I have had the pleasure of seeing Australia's purveyors of minimalist post punk My Disco on a number of occassions, in a number of varying situations (on a big festival stage; in small boozy venues; in a smashed up disused art gallery; in a car park) and they have always been able to blow away the last vestiges of your sanity. They are relentless in chasing that one sound, groove, rhythm, and sticking to it sometimes for 20 minutes. It is a true testament to their cause that My Disco have any love at all for their jarring dissonance. For whilst their sound is jagged and abrasive, as each member of the band seek their own personal metronomic enlightenment in any one song, the whole comes together in a organic form, fusing first with each other then with the audience.

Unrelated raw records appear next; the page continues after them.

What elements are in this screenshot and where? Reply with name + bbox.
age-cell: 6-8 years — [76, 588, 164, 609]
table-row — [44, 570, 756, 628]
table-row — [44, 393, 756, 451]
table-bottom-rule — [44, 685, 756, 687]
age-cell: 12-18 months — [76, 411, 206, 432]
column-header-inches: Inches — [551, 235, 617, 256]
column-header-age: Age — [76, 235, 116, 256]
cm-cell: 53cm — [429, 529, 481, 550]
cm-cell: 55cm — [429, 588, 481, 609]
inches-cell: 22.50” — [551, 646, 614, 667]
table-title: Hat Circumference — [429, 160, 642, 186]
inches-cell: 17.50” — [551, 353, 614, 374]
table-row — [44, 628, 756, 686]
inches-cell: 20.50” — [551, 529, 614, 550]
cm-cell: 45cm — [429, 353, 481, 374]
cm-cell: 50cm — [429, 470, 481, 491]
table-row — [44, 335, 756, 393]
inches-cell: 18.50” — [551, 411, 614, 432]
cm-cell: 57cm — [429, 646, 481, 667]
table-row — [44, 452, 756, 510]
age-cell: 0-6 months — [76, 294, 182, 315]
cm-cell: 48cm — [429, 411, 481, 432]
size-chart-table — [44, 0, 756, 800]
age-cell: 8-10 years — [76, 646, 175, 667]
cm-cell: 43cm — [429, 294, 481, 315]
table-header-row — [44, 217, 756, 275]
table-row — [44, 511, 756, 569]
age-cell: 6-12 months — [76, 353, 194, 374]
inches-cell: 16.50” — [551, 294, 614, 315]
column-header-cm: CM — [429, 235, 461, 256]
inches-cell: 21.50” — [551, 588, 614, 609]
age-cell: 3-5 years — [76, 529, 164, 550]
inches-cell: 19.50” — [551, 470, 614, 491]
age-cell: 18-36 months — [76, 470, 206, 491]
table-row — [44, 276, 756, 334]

In saying that, I had a discussion with another My Disco acolyte Andy back in April when I was sequestered in Australia, and I had to grudgingly agree with him that their second LP, Paradise, didnt really offer anything new to the experimental exploration that My Disco had made their archetypal blueprint. I saw them when returning to London at the Lexington, and they were still brilliant live - but very few new tracks were offered, other than their epic 'single' Young.
So it was a surprise to hear first single from their third album Little Joy, 'Turn', had a more tribal and - dare I say it? - dancey approach to the syncopated rhythms. Now that I have had said album in my possession for the past week (out for general release via Shock Records on Friday), I can safely say that it is a true return to the sonic extrapolations that My Disco fanatics have longed for, whilst most likely garnering new fans.
I still liked Paradise, don't get me wrong, it just felt like an elongated Cancer - whereas Little Joy comes across as a true new direction. As always, it is more in the repetition and the absence of sound rather than what actually does exist, and whilst preivious collaborator Steve Albini keeps the dischordant tones, further mixing by Scott Horscroft (he who mixed Silverchair?) provides a shimmering element to the dissonance that helps each track push deeper into the psyche. Its a true triumph, an amazing tonal feat of strength. My Disco are back, and they aren't happy - but if anger brings forth this kind of dystopian beauty, you should be.